Not All Automation Verifies What Actually Matters

May 12, 2026

Not All Automation Verifies What Actually Matters

Automation has become shorthand for progress in pharmacy operations. If a process is automated, the assumption is that it’s faster, more consistent, and ultimately more accurate. In many cases, that’s true.

But when it comes to tray-based workflows, what often gets overlooked is a simpler question: is the system actually giving an accurate picture of the tray, or just confirming what’s there?

Because not all automation verifies the same things, and that distinction has real implications for how trays are used in practice.

In tray-based environments, that difference isn’t theoretical; it shapes whether clinicians can trust that what they need is in the right place and ready to use. 

Efficiency vs. Verification

Most automation is designed to reduce effort. It speeds up workflows, removes manual steps, and allows teams to move through tasks more quickly. That’s valuable.

But speed doesn’t define accuracy. It only changes how quickly a process moves forward.

In many systems, particularly RFID-based tray tracking, verification ends at identification. If an item is present, it’s treated as correct, even if it’s misplaced within the tray or not immediately usable in a clinical moment.

A medication can be in the tray and still be in the wrong place. A supply can be accounted for but not where it’s expected when it’s needed most.

Automation can make these processes faster, but speed alone doesn’t ensure the result is correct. The underlying question—whether the system is reflecting an accurate picture—remains only partially answered.

What Accuracy Actually Means

Accuracy isn’t a single standard. When it comes to medication trays, it has to go beyond confirming that required items are present.

It means knowing that medications are in the correct position, that they aren’t expired or recalled, and that nothing is missing. In practice, clinicians rely on expected layout and availability, especially in time-sensitive situations.

These aren’t edge cases; they’re everyday conditions. When systems don’t account for them, teams are left to fill in the gaps manually, reintroducing the very variability automation was meant to eliminate. 

The problem is that many systems apply a simplified definition of verification. When that definition doesn’t align with how trays are actually used, gaps aren’t eliminated—they’re simply harder to see.

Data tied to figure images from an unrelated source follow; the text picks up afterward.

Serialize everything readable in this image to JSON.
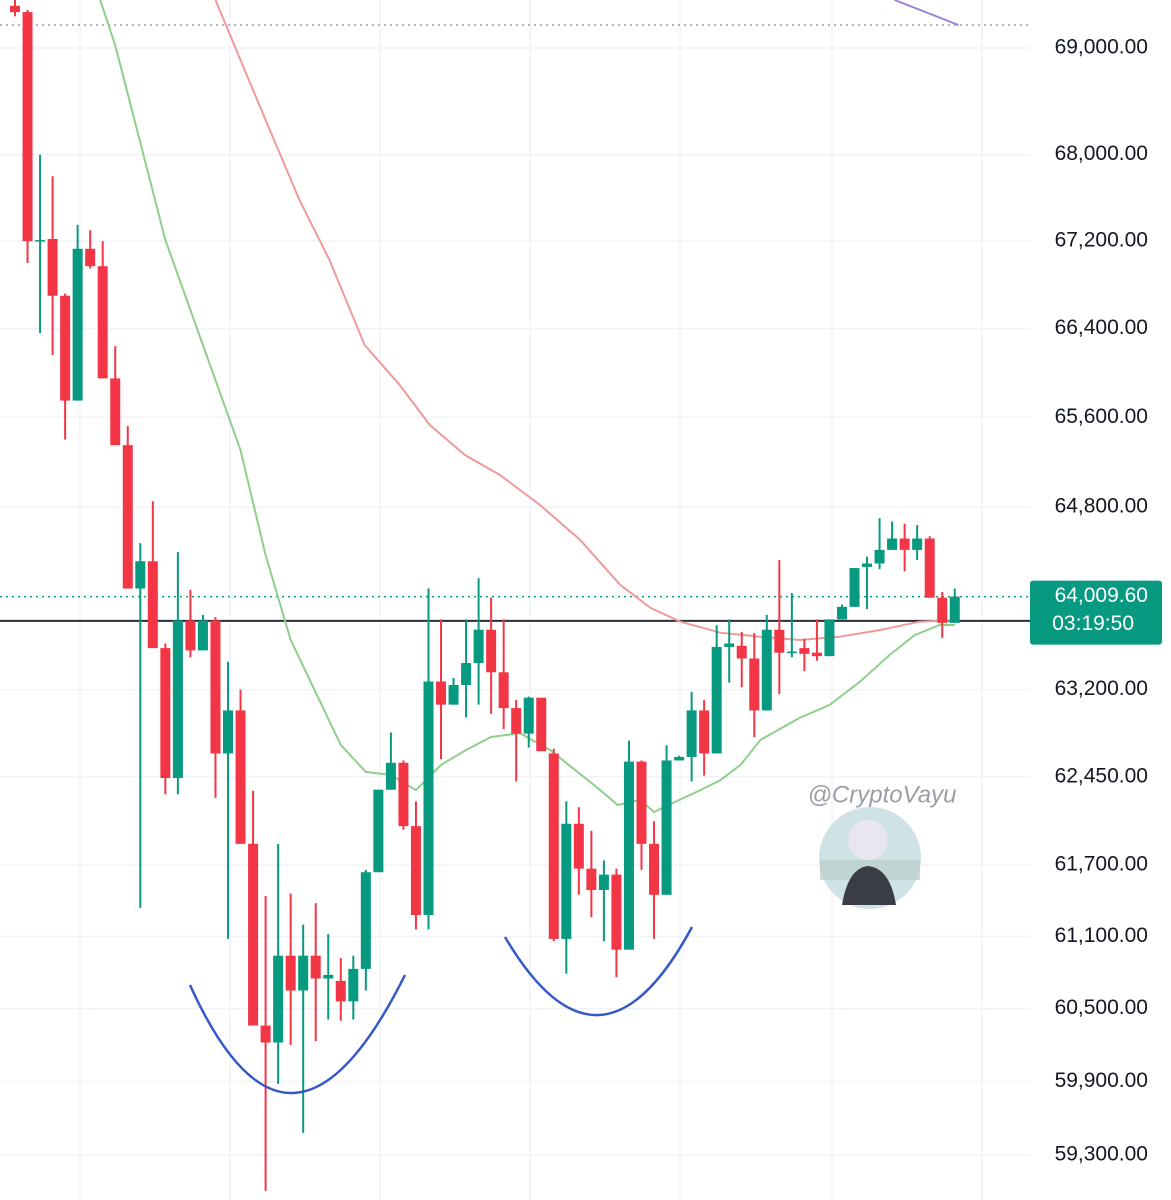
{
  "chart_data": {
    "type": "candlestick",
    "log_scale": true,
    "grid": true,
    "up_color": "#089981",
    "down_color": "#f23645",
    "ylim": [
      58936,
      69455
    ],
    "yticks": [
      {
        "value": 69000,
        "label": "69,000.00"
      },
      {
        "value": 68000,
        "label": "68,000.00"
      },
      {
        "value": 67200,
        "label": "67,200.00"
      },
      {
        "value": 66400,
        "label": "66,400.00"
      },
      {
        "value": 65600,
        "label": "65,600.00"
      },
      {
        "value": 64800,
        "label": "64,800.00"
      },
      {
        "value": 63200,
        "label": "63,200.00"
      },
      {
        "value": 62450,
        "label": "62,450.00"
      },
      {
        "value": 61700,
        "label": "61,700.00"
      },
      {
        "value": 61100,
        "label": "61,100.00"
      },
      {
        "value": 60500,
        "label": "60,500.00"
      },
      {
        "value": 59900,
        "label": "59,900.00"
      },
      {
        "value": 59300,
        "label": "59,300.00"
      }
    ],
    "open": [
      69400,
      69340,
      67200,
      67220,
      66700,
      65750,
      67130,
      66970,
      65950,
      65350,
      64080,
      64320,
      63560,
      62440,
      63800,
      63540,
      63800,
      62650,
      63020,
      61880,
      60360,
      60220,
      60940,
      60650,
      60940,
      60750,
      60730,
      60560,
      60830,
      61640,
      62340,
      62570,
      62030,
      61280,
      63270,
      63070,
      63240,
      63430,
      63720,
      63350,
      63040,
      62820,
      63130,
      62650,
      61080,
      62050,
      61670,
      61490,
      61620,
      60990,
      62580,
      61880,
      61450,
      62590,
      62620,
      63020,
      62650,
      63570,
      63580,
      63470,
      63020,
      63720,
      63520,
      63560,
      63520,
      63490,
      63810,
      63920,
      64270,
      64300,
      64420,
      64520,
      64420,
      64520,
      64000,
      63780
    ],
    "high": [
      69455,
      69360,
      68000,
      67800,
      66720,
      67350,
      67300,
      67200,
      66240,
      65520,
      64480,
      64850,
      63600,
      64400,
      64070,
      63850,
      63830,
      63440,
      63200,
      62330,
      61440,
      61880,
      61460,
      61200,
      61380,
      61120,
      60920,
      60940,
      61660,
      62340,
      62830,
      62590,
      62240,
      64080,
      63810,
      63300,
      63810,
      64170,
      64000,
      63810,
      63110,
      63140,
      63130,
      62690,
      62240,
      62190,
      61990,
      61740,
      61670,
      62760,
      62590,
      62070,
      62720,
      62630,
      63180,
      63110,
      63760,
      63810,
      63700,
      63690,
      63850,
      64330,
      64040,
      63640,
      63810,
      63810,
      63940,
      64260,
      64360,
      64700,
      64670,
      64650,
      64640,
      64540,
      64050,
      64080
    ],
    "low": [
      69300,
      67000,
      66360,
      66160,
      65400,
      65750,
      66950,
      65950,
      65350,
      64080,
      61340,
      63560,
      62300,
      62300,
      63480,
      63540,
      62270,
      61080,
      61880,
      60360,
      59010,
      59880,
      60200,
      59480,
      60230,
      60410,
      60400,
      60410,
      60650,
      61640,
      62340,
      62000,
      61160,
      61160,
      62600,
      63070,
      62960,
      63070,
      62990,
      62860,
      62410,
      62700,
      62670,
      61060,
      60790,
      61450,
      61260,
      61060,
      60760,
      60990,
      61660,
      61080,
      61450,
      62590,
      62410,
      62460,
      62650,
      63260,
      63220,
      62790,
      63020,
      63160,
      63480,
      63360,
      63450,
      63490,
      63810,
      63920,
      63900,
      64250,
      64420,
      64230,
      64330,
      64000,
      63650,
      63780
    ],
    "close": [
      69340,
      67200,
      67210,
      66700,
      65750,
      67130,
      66970,
      65950,
      65350,
      64080,
      64320,
      63560,
      62440,
      63800,
      63540,
      63800,
      62650,
      63020,
      61880,
      60360,
      60220,
      60940,
      60650,
      60940,
      60750,
      60780,
      60560,
      60830,
      61640,
      62340,
      62570,
      62030,
      61280,
      63270,
      63070,
      63240,
      63430,
      63720,
      63350,
      63040,
      62820,
      63130,
      62670,
      61080,
      62050,
      61670,
      61490,
      61620,
      60990,
      62580,
      61880,
      61450,
      62590,
      62620,
      63020,
      62650,
      63570,
      63600,
      63470,
      63020,
      63720,
      63520,
      63530,
      63510,
      63490,
      63810,
      63920,
      64260,
      64300,
      64420,
      64520,
      64420,
      64520,
      64000,
      63780,
      64009.6
    ],
    "lines": [
      {
        "color": "#8fcf8a",
        "x": [
          6.8,
          8,
          12,
          18,
          20,
          22,
          26,
          28,
          30,
          32,
          34,
          36,
          38,
          40.3,
          42.7,
          44.7,
          46.7,
          48.1,
          49.9,
          51,
          53,
          54.7,
          56.3,
          57.9,
          59.5,
          62.6,
          65,
          67.4,
          69.8,
          71.8,
          73.8,
          75
        ],
        "values": [
          69455,
          69028,
          67210,
          65306,
          64374,
          63630,
          62722,
          62492,
          62466,
          62337,
          62552,
          62680,
          62791,
          62825,
          62680,
          62508,
          62337,
          62210,
          62252,
          62150,
          62252,
          62337,
          62422,
          62552,
          62766,
          62955,
          63067,
          63265,
          63500,
          63673,
          63761,
          63761
        ]
      },
      {
        "color": "#ef9a9a",
        "x": [
          16,
          18,
          20,
          22.7,
          25.1,
          27.9,
          30.7,
          33.1,
          35.9,
          38.7,
          41.9,
          45.1,
          48.3,
          50.7,
          53.1,
          56.3,
          59.5,
          62.6,
          65.8,
          69,
          72.2,
          75
        ],
        "values": [
          69455,
          68887,
          68324,
          67580,
          67027,
          66252,
          65890,
          65531,
          65263,
          65084,
          64817,
          64508,
          64112,
          63911,
          63790,
          63694,
          63659,
          63630,
          63659,
          63717,
          63790,
          63805
        ]
      },
      {
        "color": "#9c7fd6",
        "x": [
          70.2,
          75.3
        ],
        "values": [
          69455,
          69218
        ]
      }
    ],
    "reference_lines": [
      {
        "value": 69218,
        "style": "dotted",
        "color": "#9598a1"
      },
      {
        "value": 63797,
        "style": "solid",
        "color": "#2a2e39"
      }
    ],
    "last_price": {
      "value": 64009.6,
      "label": "64,009.60"
    },
    "countdown": "03:19:50",
    "watermark": "@CryptoVayu"
  }
}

Accuracy, in this context, is less about whether items are present and more about whether the system reflects the true state of the tray in practice.

The Risk of Assumed Accuracy

Automation changes how people interact with a process. It reduces friction, standardizes steps, and creates consistency across workflows.

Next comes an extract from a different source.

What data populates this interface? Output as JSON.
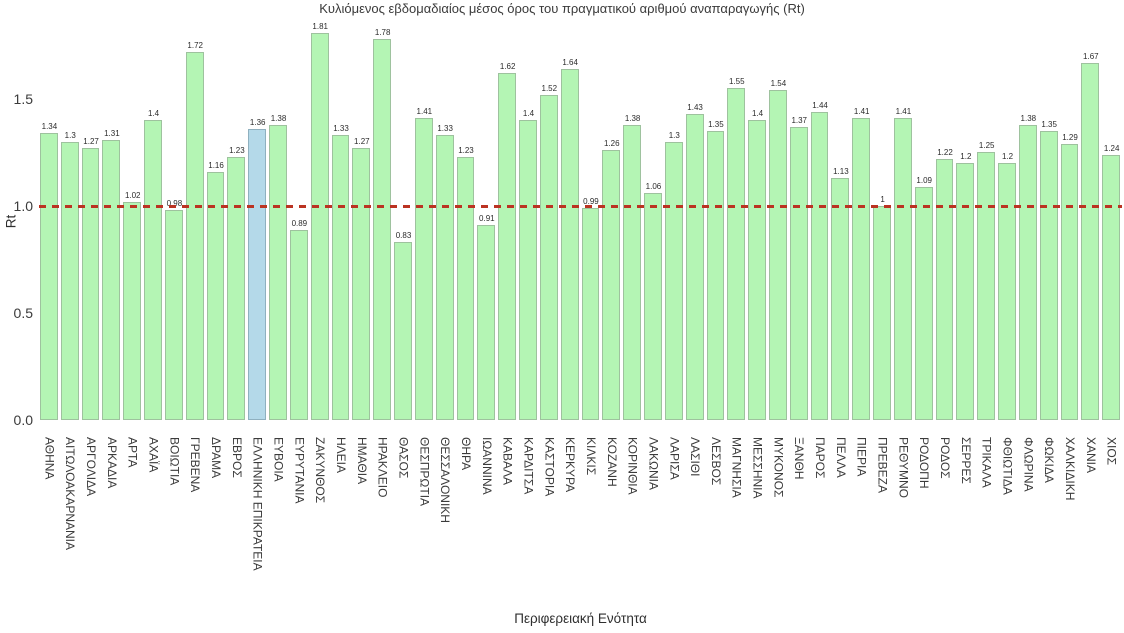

But that consistency depends on whether the system is actually verifying the details that reflect the true state of the tray. 

If key details aren’t being confirmed—whether that’s placement, expiration, or completeness—then gaps can persist even in otherwise well-designed workflows.

Over time, those gaps can become harder to detect, especially when processes appear consistent on the surface, creating a false sense of confidence in tray readiness.  

Rethinking What “Accurate” Means 

Improving accuracy isn’t just about doing the same things faster. It requires a closer look at what’s being verified, and whether that creates a complete and accurate picture of the tray.

That means moving beyond simple confirmation of presence. It means considering placement, context, and usability. It means ensuring that verification holds up regardless of time, workload, or who is performing the task. And it means having a record that reflects what was actually confirmed, not just that a check occurred.

For pharmacy leaders, this shifts the question from “Is this process automated?” to “Can we trust what the system is telling us about tray readiness?”

Without that alignment, automation can make processes faster without fully addressing the problem it was meant to solve.

A More Complete Approach

As pharmacy operations continue to evolve, the conversation is starting to shift. The question is no longer whether a process is automated, but whether the automation is verifying the right things.

That’s where the real difference lies.

Because in the end, accuracy isn’t defined by how quickly a workflow runs. It’s defined by whether the system reflects what’s actually correct and ready to use, every time it’s needed.